Am Rand der Zugstrecke treffen sich die Experten. „Guck mal, die sind ganz golden“, ruft ein Kind, das einen unbezahlbaren Tribünenplatz auf Papas Schultern ausnutzt. „Das sind die Vorreiter“, klärt der Vater auf. Egal, Hauptsache, die beiden Reiter außen sehen so wunderschön aus.

Auch ein anderes Kind ist fasziniert von den drei unerschütterlichen Kaltblütern. „Da sind ja die Ponys“, teilt der Junge immer wieder seinen Eltern mit, und niemand korrigiert ihn.

Das Kind beweist seine Lernfähigkeit kurz darauf, als es nach diversen „Augen-rechts“-Rufen beim entscheidenden letzten Mal die kurze Pause nach „Augen . . .“ effektvoll nutzt und ein fröhliches „rechts“ dazwischenruft; ziemlich laut übrigens.

Um 11.30 Uhr eröffnet Schützenpräsident Thomas Nickel die Parade. Er grüßt die Ehrengäste, spricht vom „fröhlichen Ausnahmezustand in Neuss“ und streut wie in jedem Jahr ein paar ernste Sätze ein.

In Zeiten virtueller Freundschaft und anonymer Kontakte biete das Schützenwesen reale Freundschaft. Das sei durchaus kein Anachronismus vergangener Zeiten. „Wir sind einfach überaus lebendig“, sagt der Schützenpräsident.

7279 Aktive meldet Oberst Heiner Sandmann dem König Jörg I. Antony (Foto); mal wieder marschiert ein Regiment in Rekordstärke über den Markt.

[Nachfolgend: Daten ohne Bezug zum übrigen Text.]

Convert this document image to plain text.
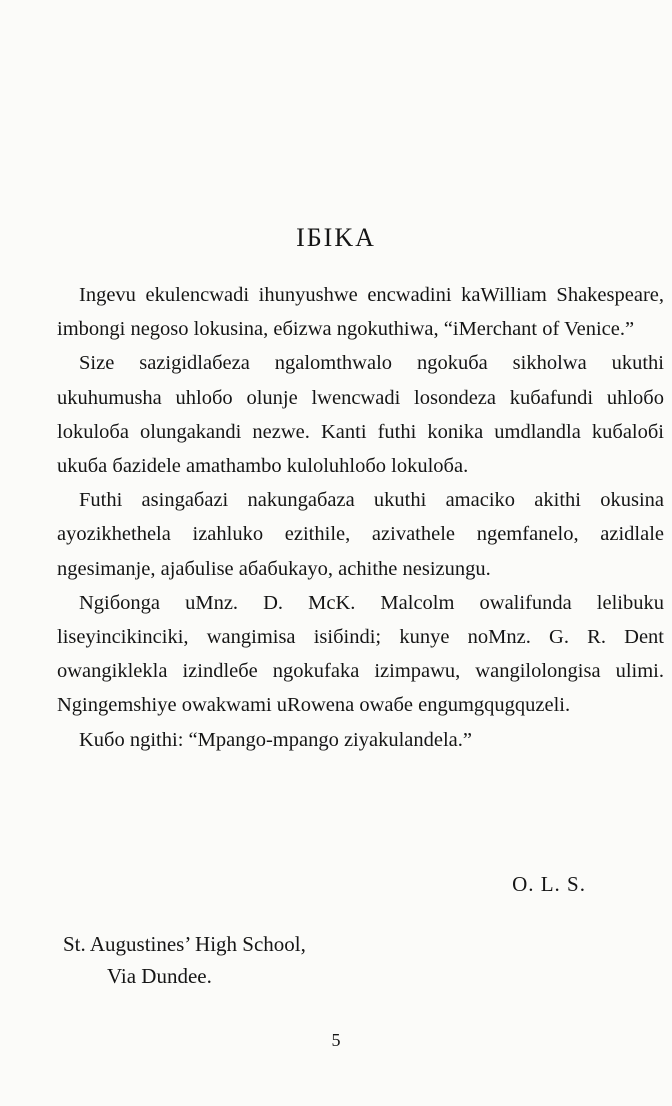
IБIKA

Ingevu ekulencwadi ihunyushwe encwadini kaWilliam Shakespeare, imbongi negoso lokusina, eбizwa ngokuthiwa, “iMerchant of Venice.”

Size sazigidlaбeza ngalomthwalo ngokuбa sikholwa ukuthi ukuhumusha uhloбo olunje lwencwadi losondeza kuбafundi uhloбo lokuloбa olungakandi nezwe. Kanti futhi konika umdlandla kuбaloбi ukuбa бazidele amathambo kuloluhloбo lokuloбa.

Futhi asingaбazi nakungaбaza ukuthi amaciko akithi okusina ayozikhethela izahluko ezithile, azivathele ngemfanelo, azidlale ngesimanje, ajaбulise aбaбukayo, achithe nesizungu.

Ngiбonga uMnz. D. McK. Malcolm owalifunda lelibuku liseyincikinciki, wangimisa isiбindi; kunye noMnz. G. R. Dent owangiklekla izindleбe ngokufaka izimpawu, wangilolongisa ulimi. Ngingemshiye owakwami uRowena owaбe engumgqugquzeli.

Kuбo ngithi: “Mpango-mpango ziyakulandela.”

O. L. S.
St. Augustines’ High School,
Via Dundee.
5
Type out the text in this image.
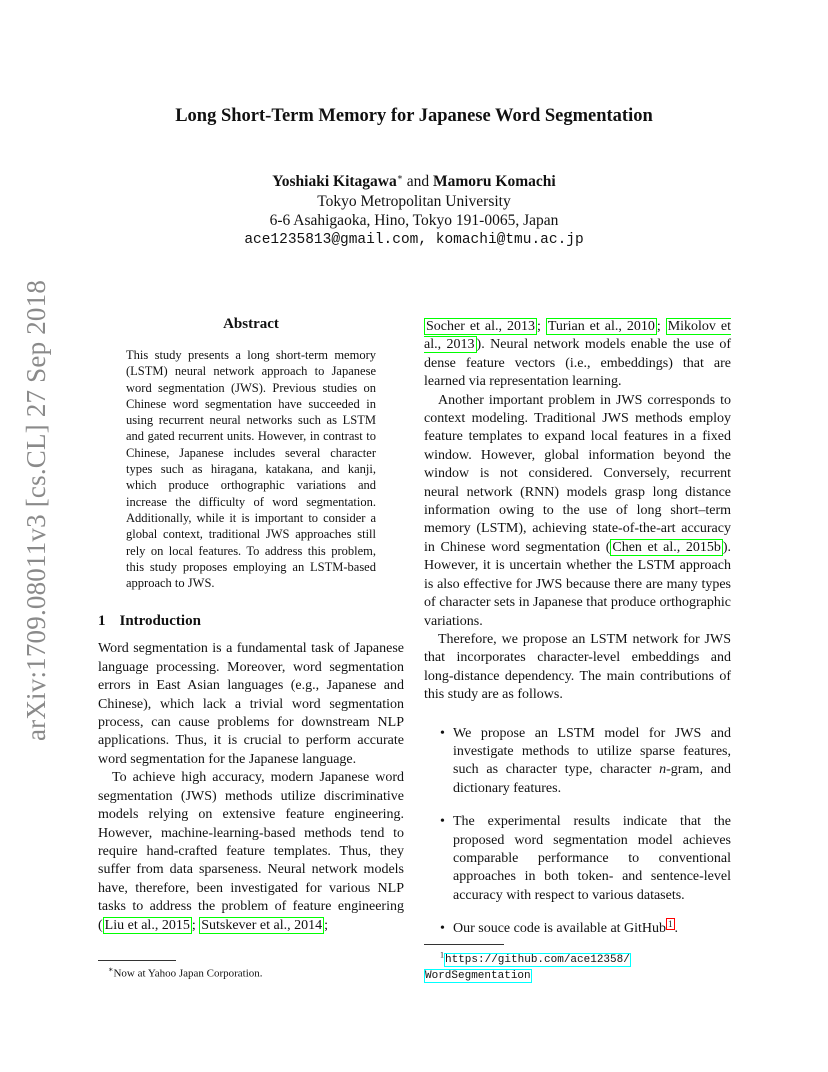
arXiv:1709.08011v3 [cs.CL] 27 Sep 2018
Long Short-Term Memory for Japanese Word Segmentation
Yoshiaki Kitagawa∗ and Mamoru Komachi
Tokyo Metropolitan University
6-6 Asahigaoka, Hino, Tokyo 191-0065, Japan
ace1235813@gmail.com, komachi@tmu.ac.jp
Abstract
This study presents a long short-term memory (LSTM) neural network approach to Japanese word segmentation (JWS). Previous studies on Chinese word segmentation have succeeded in using recurrent neural networks such as LSTM and gated recurrent units. However, in contrast to Chinese, Japanese includes several character types such as hiragana, katakana, and kanji, which produce orthographic variations and increase the difficulty of word segmentation. Additionally, while it is important to consider a global context, traditional JWS approaches still rely on local features. To address this problem, this study proposes employing an LSTM-based approach to JWS.
1 Introduction

Word segmentation is a fundamental task of Japanese language processing. Moreover, word segmentation errors in East Asian languages (e.g., Japanese and Chinese), which lack a trivial word segmentation process, can cause problems for downstream NLP applications. Thus, it is crucial to perform accurate word segmentation for the Japanese language.

To achieve high accuracy, modern Japanese word segmentation (JWS) methods utilize discriminative models relying on extensive feature engineering. However, machine-learning-based methods tend to require hand-crafted feature templates. Thus, they suffer from data sparseness. Neural network models have, therefore, been investigated for various NLP tasks to address the problem of feature engineering ( Liu et al., 2015 ; Sutskever et al., 2014 ;

Socher et al., 2013 ; Turian et al., 2010 ; Mikolov et al., 2013 ). Neural network models enable the use of dense feature vectors (i.e., embeddings) that are learned via representation learning.

Another important problem in JWS corresponds to context modeling. Traditional JWS methods employ feature templates to expand local features in a fixed window. However, global information beyond the window is not considered. Conversely, recurrent neural network (RNN) models grasp long distance information owing to the use of long short–term memory (LSTM), achieving state-of-the-art accuracy in Chinese word segmentation ( Chen et al., 2015b ). However, it is uncertain whether the LSTM approach is also effective for JWS because there are many types of character sets in Japanese that produce orthographic variations.

Therefore, we propose an LSTM network for JWS that incorporates character-level embeddings and long-distance dependency. The main contributions of this study are as follows.

• We propose an LSTM model for JWS and investigate methods to utilize sparse features, such as character type, character n-gram, and dictionary features.
• The experimental results indicate that the proposed word segmentation model achieves comparable performance to conventional approaches in both token- and sentence-level accuracy with respect to various datasets.
• Our souce code is available at GitHub $^1$ .
∗Now at Yahoo Japan Corporation.
$^1$https://github.com/ace12358/
WordSegmentation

Vom Fahnenschwingen über die Hönesse und den „Kirmes“-Gesang der Grenadiere bis zum Ende der eigentlichen Parade steht das Komitee bis gegen 14 Uhr wie eine Eins.

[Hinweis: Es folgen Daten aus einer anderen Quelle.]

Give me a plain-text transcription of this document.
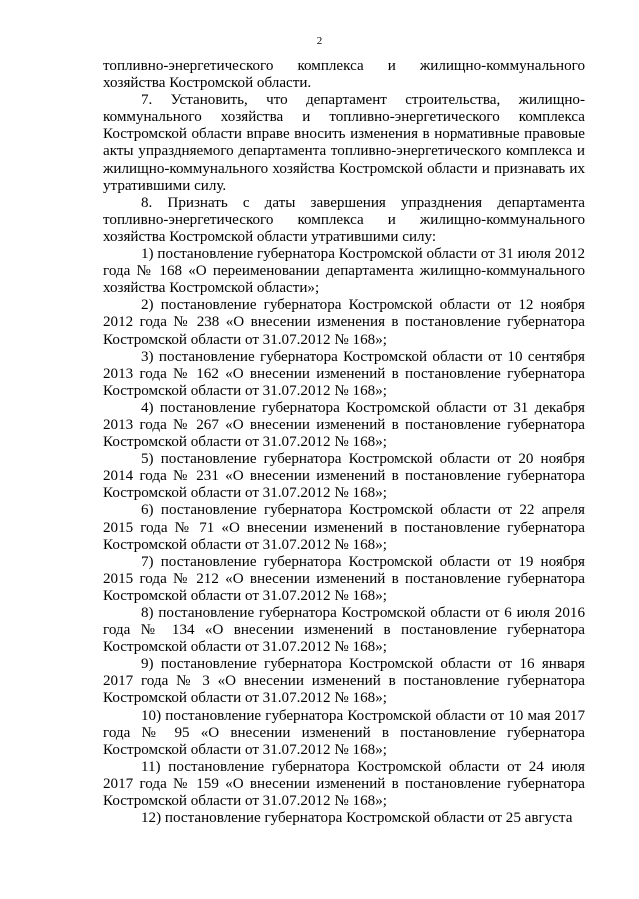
2

топливно-энергетического комплекса и жилищно-коммунального хозяйства Костромской области.

7. Установить, что департамент строительства, жилищно-коммунального хозяйства и топливно-энергетического комплекса Костромской области вправе вносить изменения в нормативные правовые акты упраздняемого департамента топливно-энергетического комплекса и жилищно-коммунального хозяйства Костромской области и признавать их утратившими силу.

8. Признать с даты завершения упразднения департамента топливно-энергетического комплекса и жилищно-коммунального хозяйства Костромской области утратившими силу:

1) постановление губернатора Костромской области от 31 июля 2012 года № 168 «О переименовании департамента жилищно-коммунального хозяйства Костромской области»;

2) постановление губернатора Костромской области от 12 ноября 2012 года № 238 «О внесении изменения в постановление губернатора Костромской области от 31.07.2012 № 168»;

3) постановление губернатора Костромской области от 10 сентября 2013 года № 162 «О внесении изменений в постановление губернатора Костромской области от 31.07.2012 № 168»;

4) постановление губернатора Костромской области от 31 декабря 2013 года № 267 «О внесении изменений в постановление губернатора Костромской области от 31.07.2012 № 168»;

5) постановление губернатора Костромской области от 20 ноября 2014 года № 231 «О внесении изменений в постановление губернатора Костромской области от 31.07.2012 № 168»;

6) постановление губернатора Костромской области от 22 апреля 2015 года № 71 «О внесении изменений в постановление губернатора Костромской области от 31.07.2012 № 168»;

7) постановление губернатора Костромской области от 19 ноября 2015 года № 212 «О внесении изменений в постановление губернатора Костромской области от 31.07.2012 № 168»;

8) постановление губернатора Костромской области от 6 июля 2016 года № 134 «О внесении изменений в постановление губернатора Костромской области от 31.07.2012 № 168»;

9) постановление губернатора Костромской области от 16 января 2017 года № 3 «О внесении изменений в постановление губернатора Костромской области от 31.07.2012 № 168»;

10) постановление губернатора Костромской области от 10 мая 2017 года № 95 «О внесении изменений в постановление губернатора Костромской области от 31.07.2012 № 168»;

11) постановление губернатора Костромской области от 24 июля 2017 года № 159 «О внесении изменений в постановление губернатора Костромской области от 31.07.2012 № 168»;

12) постановление губернатора Костромской области от 25 августа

Die Herren machen sich dann ins Zeughaus zum Königsmahl auf; auch dies eine damenfreie Veranstaltung. Die Ehrendamen dinieren in Haus Rottels. Aber wie hat es Schützenpräsident Nickel erklärt? Die Röskes wollen es gar nicht anders, und auch für sie ist der Sonntag der schönste Tag des Jahres.

Immerhin: Noch stehen allen, Männern wie Frauen, zwei Schützenfesttage bevor.